A position at the Getty Foundation enabled me to do comparative research in addition to my photographic work. Apart from countless books on artist’s portraits I studied Brassaï’s photographic volumes (The Artists of my Life) and those by Alexander Libermann and it became clear to me how their books had often evolved from the close collaboration of photographers with Harper’s Bazaar and other fashion journals; both photographers had been trained as artists which explains their special view of their colleagues. The number of women in the books studied was vanishhing small. I was really taken by “Women in Flight”, a book about women pilots – from astronauts to bush pilots. And I worked on my own understanding of the portrait, and it became clear to me that I wanted to allow the gaze from within and I did not want to mystify either the artist or the working process. In addition to a number of theoretical books on architecture and femininity (Sexuality and Space, How Women Construct, …). I liked the book by Clare Lorenz “Women in Architecture”, since she adopted criteria I could also accept, defining them as follows: ”The focus on individuals may appear curious as virtually all architectural work is that of a team, in that more than one individual contributes to the final product; only that work in which a woman has either led a design team or been an equal partner or sole practitioner, is included. Each person’s work, “be it building, teaching or theory is highly regarded in her own country and the respect she has earned at home is the basis for inclusion here! This fits very well to the women selected for my future book and to that there is a very strong commitment to architecture as art from all of them even if the process of how to start with the idea, or the source of creativity is different for probably everyone.”

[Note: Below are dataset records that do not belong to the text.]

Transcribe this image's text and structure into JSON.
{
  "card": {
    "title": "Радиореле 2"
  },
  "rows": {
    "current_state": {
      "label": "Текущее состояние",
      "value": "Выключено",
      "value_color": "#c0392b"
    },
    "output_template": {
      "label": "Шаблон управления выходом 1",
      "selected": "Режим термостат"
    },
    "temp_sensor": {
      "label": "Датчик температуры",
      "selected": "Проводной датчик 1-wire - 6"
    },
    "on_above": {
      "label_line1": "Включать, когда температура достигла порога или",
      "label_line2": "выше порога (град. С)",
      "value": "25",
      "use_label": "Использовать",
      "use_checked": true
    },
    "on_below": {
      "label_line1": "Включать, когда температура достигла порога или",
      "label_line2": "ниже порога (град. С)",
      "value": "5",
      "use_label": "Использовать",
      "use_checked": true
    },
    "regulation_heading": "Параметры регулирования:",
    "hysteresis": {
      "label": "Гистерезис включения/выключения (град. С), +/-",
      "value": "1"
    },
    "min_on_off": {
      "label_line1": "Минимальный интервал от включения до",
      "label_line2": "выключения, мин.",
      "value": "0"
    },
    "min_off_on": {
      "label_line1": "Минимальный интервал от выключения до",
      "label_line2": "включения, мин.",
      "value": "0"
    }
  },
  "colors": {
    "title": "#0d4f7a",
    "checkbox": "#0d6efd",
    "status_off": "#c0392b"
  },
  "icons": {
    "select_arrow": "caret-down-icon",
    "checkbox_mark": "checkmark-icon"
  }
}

A number of meetings, in particular those with the architects,
were classical blind dates in which no one – neither I nor she – knew what to expect. It was important to me to create a comfortable situation, to blend out the “shooting” of the photographs and the problematic subject-object relation. Precisely the moment in which I worked as a photographer created a basis for collegial or friendly conversations. While doing the layout of the book I noticed that some of the artists had changed studios – for instance, Kaucyila Brooke’s studio which was originally located in the women’s house founded by Judy Chicago was now bought up by a developer and transformed into lofts, or April Greiman, who had one of the first studios in the downtown brewery and worked together with the architect Michael Rotondi to transform this brewery so as to make it accessible to artists and other arts-related businesses. It is a huge industrial area in which in the meantime one also finds Annie Chu’s studio (Annie Chu also developed a structure in the Internet called women house, which offers a platform to women artists, writers, etc.).

I received my first contacts from Thom and Blythe Mayne to whom I would like to express my sincere appreciation. Here I would also like to thank Sharon Johnston and Mark Leel for their support. I know that I could not cover the entire spectrum within six months, that important positions and persons were bound to be left out – Diana Thater, Judy Chicago, Renée Green, Brenda Levin and many others. Towards the end of my stay I was invited to show some first photographs at the Schindler house in Los Angeles and to explain the project. It was great that all of the artists and architects came and had a chance to get to know each other if they didn’t already know each other. It was wonderful party.

The book is also a contribution to my teaching activity at the Academy of Fine Arts in Vienna, where I am confronted with a large number of female students. There are still only few instances in which women succeed in asserting themselves in the art market. This book gives information, shows examples, presents paths and perhaps even role models.